Diante desse cenário, é válido reconhecer que esse panorama é amplificado pelo falho sistema educacional do país .De acordo com Sêneca,filósofo estoico da Grécia antiga,a educação exige os maiores cuidados,pois influi toda vida. No entanto, a desigualdade social presente na maioria das cidades, que não tem ensino de qualidade para todos, além do método didático baseado em apenas “memorizar e repetir” corrobora na infância para o desafeto com o próximo. Isso contribui para crimes de ódio como feminicídio e etnocídio, pois na lógica do autor, essa insensibilidade continua para toda longevidade.

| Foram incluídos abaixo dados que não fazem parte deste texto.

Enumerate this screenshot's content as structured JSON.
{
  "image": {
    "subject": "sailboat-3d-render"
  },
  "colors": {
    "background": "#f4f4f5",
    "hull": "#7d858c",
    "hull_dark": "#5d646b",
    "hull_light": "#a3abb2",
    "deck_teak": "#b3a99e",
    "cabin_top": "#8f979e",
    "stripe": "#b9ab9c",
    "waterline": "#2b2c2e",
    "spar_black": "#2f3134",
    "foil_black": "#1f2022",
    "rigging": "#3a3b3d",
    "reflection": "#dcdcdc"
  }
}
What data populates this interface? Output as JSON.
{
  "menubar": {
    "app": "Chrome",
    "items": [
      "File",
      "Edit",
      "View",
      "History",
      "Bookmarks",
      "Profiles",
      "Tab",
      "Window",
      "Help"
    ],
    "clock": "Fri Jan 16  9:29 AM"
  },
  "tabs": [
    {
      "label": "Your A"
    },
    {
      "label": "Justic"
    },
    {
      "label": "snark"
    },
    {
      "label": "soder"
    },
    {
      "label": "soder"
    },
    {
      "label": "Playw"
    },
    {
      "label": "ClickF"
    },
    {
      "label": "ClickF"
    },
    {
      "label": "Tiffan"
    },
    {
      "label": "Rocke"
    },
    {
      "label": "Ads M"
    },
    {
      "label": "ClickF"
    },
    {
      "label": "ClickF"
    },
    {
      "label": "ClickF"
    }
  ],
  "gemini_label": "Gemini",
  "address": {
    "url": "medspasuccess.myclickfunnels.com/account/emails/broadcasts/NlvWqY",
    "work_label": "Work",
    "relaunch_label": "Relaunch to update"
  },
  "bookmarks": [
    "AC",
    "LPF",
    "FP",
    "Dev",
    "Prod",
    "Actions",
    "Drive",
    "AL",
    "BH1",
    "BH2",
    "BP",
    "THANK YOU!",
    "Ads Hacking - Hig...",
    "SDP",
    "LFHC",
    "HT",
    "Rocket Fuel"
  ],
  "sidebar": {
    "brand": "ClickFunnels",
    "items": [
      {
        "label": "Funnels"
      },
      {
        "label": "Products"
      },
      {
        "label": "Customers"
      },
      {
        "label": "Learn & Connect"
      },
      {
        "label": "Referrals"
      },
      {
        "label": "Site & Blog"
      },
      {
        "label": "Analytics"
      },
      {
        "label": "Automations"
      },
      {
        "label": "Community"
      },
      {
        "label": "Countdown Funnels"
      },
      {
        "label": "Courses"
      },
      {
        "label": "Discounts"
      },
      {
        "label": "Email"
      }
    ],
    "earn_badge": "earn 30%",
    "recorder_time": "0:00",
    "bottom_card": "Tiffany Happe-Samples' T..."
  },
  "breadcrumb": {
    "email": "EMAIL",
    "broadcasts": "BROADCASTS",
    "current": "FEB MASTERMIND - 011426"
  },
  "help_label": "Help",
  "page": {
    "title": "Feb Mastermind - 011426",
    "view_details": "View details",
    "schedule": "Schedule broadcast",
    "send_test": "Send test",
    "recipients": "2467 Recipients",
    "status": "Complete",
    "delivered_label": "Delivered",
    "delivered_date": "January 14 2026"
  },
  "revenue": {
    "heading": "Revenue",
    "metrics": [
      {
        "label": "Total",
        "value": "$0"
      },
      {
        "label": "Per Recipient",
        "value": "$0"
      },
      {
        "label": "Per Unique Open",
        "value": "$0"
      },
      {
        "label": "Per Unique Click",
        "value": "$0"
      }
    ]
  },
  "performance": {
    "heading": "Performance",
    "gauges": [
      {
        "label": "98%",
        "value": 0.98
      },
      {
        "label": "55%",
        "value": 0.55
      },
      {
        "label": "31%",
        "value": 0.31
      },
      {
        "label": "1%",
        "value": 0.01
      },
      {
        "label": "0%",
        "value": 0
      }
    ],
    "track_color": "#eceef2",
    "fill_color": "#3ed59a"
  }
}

Ademais, outro aspecto que consolidada para o crescimento dessa indiferença é o descaso social.Isso pode ser explicado pelo historiador Sérgio Buarque no livro “Raízes do Brasil”, no qual esclarece o comportamento brasileiro como “Homem Cordial”, uma vez que os indivíduos desenvolvem uma relação de omissão diante dos conflitos.Dessa forma, a luta pelos direitos dos desfavorecidos, principalmente no que se refere a zonas periféricas, não ocorre,pois o brasileiro, na lógica do autor, tende a ser neutro à realidade em sua volta.

Portanto, pode-se inferir que os entraves relacionados à falta de empatia nas relações sociais é um tema relevante e que carece de soluções.Sendo assim cabe ao Ministério da Educação, órgão responsável por todo sistema educacional brasileiro, promover medidas que aprimorem o ensino escolar, por meio da construção de boas escolas para a população de baixa renda e um desenvolvimento das habilidades socioemocionais dos alunos com finalidade de controlar os efeitos decorrentes dessa problemática desde do início.Com efeito social, a realidade será mais unida, contrariando o conceito de “Homem Cordial” de Sérgio Buarque.